Mahaut sauta dans les bras de Shanem, qui n’avait pourtant pas l’air très stable sur ses jambes, puis laissa Jabgard le saluer également pendant qu’elle donnait un coup d’épaule à Gemli — pas trop appuyé afin de ne pas la renverser.

« C’est plutôt la bande des éclopés, je dirais ! s’amusa Gemli en pointant vers leurs plâtre et attelle respectifs. Il n’y a que Jab qui a échappé à l’hécatombe…

— Parce que moi, j’ai le bon sens de ne plus m’approcher des Ramahènes ! répliqua Jabgard.

— Planqué ! » toussa Shanem dans sa main libre.

Tous s’esclaffèrent bruyamment, mais Mahaut crut distinguer dans le regard que le membre de la ligue secrète adressa à son ancien camarade d’entraînement une pointe de désapprobation.

« Mais Jab participe à la reconstruction de Danapi, et c’est aussi une tâche primordiale ! compléta-t-elle pour dissiper tout malaise. D’ailleurs, comment ça avance ici, à Badilaam ? Raconte-nous tout ! »

Ils s’assirent de concert dans les fauteuils de la petite salle d’attente. Autour d’eux, les patients du centre de convalescence allaient et venaient, accompagnés de leur famille ou de soignants en tunique vert et gris.

« Eh bien, vu que je ne connaissais pas trois mots de danadên en arrivant, j’ai d’abord travaillé sur la réparation de plusieurs voies d’accès à la ville, décrivit Jabgard, puis sur le chantier de construction d’un dispensaire en bordure de la zone sinistrée. C’était physique mais pas compliqué. Par contre, depuis deux semaines, je bosse avec des spécialistes sur la remise en ordre du réseau électrique. C’est moins fatigant et j’apprends plein de choses !

— C’est super ! approuva Shanem. Tu as toujours bien aimé les trucs techniques…

— Oui, et ça m’aide à améliorer mon danadên ! C’est Ti-Laam qui m’a trouvé ce poste ; il a joué les intermédiaires pour nombre de membres de la ligue.

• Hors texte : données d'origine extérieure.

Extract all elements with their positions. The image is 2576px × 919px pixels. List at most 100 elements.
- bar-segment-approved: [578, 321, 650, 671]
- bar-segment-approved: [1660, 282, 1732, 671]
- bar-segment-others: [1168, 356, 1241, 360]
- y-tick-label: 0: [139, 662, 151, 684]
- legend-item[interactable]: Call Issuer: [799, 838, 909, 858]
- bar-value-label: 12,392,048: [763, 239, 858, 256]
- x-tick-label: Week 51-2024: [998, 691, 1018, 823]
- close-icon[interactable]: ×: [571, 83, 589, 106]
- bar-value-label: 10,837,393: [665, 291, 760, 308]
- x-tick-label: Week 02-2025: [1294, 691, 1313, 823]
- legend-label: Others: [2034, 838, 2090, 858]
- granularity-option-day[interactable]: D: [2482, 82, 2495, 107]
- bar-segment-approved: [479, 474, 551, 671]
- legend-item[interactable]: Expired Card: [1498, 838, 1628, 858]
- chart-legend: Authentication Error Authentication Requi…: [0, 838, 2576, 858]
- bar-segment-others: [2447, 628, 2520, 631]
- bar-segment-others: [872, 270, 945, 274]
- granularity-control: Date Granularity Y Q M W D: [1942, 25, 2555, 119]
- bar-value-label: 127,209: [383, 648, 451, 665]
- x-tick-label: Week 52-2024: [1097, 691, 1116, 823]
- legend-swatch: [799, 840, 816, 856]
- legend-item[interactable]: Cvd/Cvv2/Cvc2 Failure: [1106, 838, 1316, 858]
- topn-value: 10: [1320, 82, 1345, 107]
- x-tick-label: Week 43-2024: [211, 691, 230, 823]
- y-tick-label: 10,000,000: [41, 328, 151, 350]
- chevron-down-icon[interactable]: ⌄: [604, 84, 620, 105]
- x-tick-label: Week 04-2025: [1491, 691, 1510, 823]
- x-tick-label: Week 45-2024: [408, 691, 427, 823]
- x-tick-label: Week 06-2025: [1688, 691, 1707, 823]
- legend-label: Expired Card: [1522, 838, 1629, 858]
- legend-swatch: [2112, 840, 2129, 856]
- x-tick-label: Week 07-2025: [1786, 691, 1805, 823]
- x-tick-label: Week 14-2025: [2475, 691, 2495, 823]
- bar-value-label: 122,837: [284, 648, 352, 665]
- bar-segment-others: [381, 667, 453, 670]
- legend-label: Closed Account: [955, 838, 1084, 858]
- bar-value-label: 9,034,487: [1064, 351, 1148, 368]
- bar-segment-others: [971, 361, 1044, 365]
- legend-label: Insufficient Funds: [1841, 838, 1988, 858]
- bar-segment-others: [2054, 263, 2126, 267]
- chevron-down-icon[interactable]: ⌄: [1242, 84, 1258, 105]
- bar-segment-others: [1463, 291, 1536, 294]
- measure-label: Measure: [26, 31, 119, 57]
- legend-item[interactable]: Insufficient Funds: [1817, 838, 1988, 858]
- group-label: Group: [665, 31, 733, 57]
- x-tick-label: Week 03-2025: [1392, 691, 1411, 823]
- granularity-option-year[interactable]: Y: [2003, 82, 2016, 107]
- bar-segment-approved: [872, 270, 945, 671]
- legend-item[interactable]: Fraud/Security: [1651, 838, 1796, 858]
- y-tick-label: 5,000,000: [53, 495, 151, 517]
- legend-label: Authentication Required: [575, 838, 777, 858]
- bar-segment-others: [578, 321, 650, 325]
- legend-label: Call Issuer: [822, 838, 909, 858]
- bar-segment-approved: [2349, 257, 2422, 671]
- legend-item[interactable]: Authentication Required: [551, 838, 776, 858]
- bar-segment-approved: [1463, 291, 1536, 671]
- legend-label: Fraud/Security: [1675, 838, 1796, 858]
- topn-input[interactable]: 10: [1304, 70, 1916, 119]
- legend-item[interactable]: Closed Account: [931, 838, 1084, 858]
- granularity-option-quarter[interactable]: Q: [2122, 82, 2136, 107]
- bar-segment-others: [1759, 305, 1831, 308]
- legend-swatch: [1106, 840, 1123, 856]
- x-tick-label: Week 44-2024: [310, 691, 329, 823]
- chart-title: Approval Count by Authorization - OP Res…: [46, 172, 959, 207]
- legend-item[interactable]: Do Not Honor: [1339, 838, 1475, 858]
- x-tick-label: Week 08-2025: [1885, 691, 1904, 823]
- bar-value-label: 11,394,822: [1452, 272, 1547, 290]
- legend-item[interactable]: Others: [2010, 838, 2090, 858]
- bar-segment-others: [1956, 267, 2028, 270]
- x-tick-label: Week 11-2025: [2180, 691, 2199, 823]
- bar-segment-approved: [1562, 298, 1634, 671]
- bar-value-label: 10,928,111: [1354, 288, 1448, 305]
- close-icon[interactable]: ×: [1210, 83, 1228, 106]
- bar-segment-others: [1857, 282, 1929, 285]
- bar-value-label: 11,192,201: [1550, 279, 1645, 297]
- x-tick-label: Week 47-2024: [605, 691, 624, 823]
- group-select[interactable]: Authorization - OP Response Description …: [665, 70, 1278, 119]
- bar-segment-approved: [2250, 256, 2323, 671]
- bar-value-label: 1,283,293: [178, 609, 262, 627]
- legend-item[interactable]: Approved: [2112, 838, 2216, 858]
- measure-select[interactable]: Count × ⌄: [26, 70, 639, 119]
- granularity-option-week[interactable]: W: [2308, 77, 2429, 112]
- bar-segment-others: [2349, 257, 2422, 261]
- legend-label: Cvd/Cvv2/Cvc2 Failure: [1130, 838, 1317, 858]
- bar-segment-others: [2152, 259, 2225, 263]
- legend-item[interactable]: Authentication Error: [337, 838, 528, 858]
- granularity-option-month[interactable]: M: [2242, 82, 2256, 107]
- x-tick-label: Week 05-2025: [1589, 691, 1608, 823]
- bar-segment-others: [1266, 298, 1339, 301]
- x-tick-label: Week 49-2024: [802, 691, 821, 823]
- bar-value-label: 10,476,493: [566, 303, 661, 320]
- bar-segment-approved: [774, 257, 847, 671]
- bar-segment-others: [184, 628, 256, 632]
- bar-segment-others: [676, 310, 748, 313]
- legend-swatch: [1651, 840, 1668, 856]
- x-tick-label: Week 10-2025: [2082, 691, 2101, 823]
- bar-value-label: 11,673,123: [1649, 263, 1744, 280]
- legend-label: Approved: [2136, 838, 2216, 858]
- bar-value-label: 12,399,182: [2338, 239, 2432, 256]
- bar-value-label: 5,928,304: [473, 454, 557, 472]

Il veille à ce qu’ils se rendent utiles et s’intègrent bien dans la société…

— Génial, intervint Mahaut, ça me fait plaisir que tu ne regrettes pas ton choix ! Tu penses que le réseau aura bientôt une capacité suffisante pour qu’ils rétablissent tous les systèmes de communication ? »

Elle n’avait évidemment pas oublié son premier objectif — son seul objectif ! — et comptait bien reprendre à zéro les recherches que Sam avait menées dans les archives danatiles dès que possible.

« Ouh, ça, je ne sais pas trop, tempéra Jabgard avec un petit sourire. Le chef d’équipe m’a montré un plan général, hier, et rien que pour Badilaam, ils prévoient encore deux mois de travaux. C’est surtout au niveau de l’approvisionnement que ça coince : vu que tout Danapi a été impacté par l’attaque, tout le continent nécessite les mêmes fournitures au même moment… »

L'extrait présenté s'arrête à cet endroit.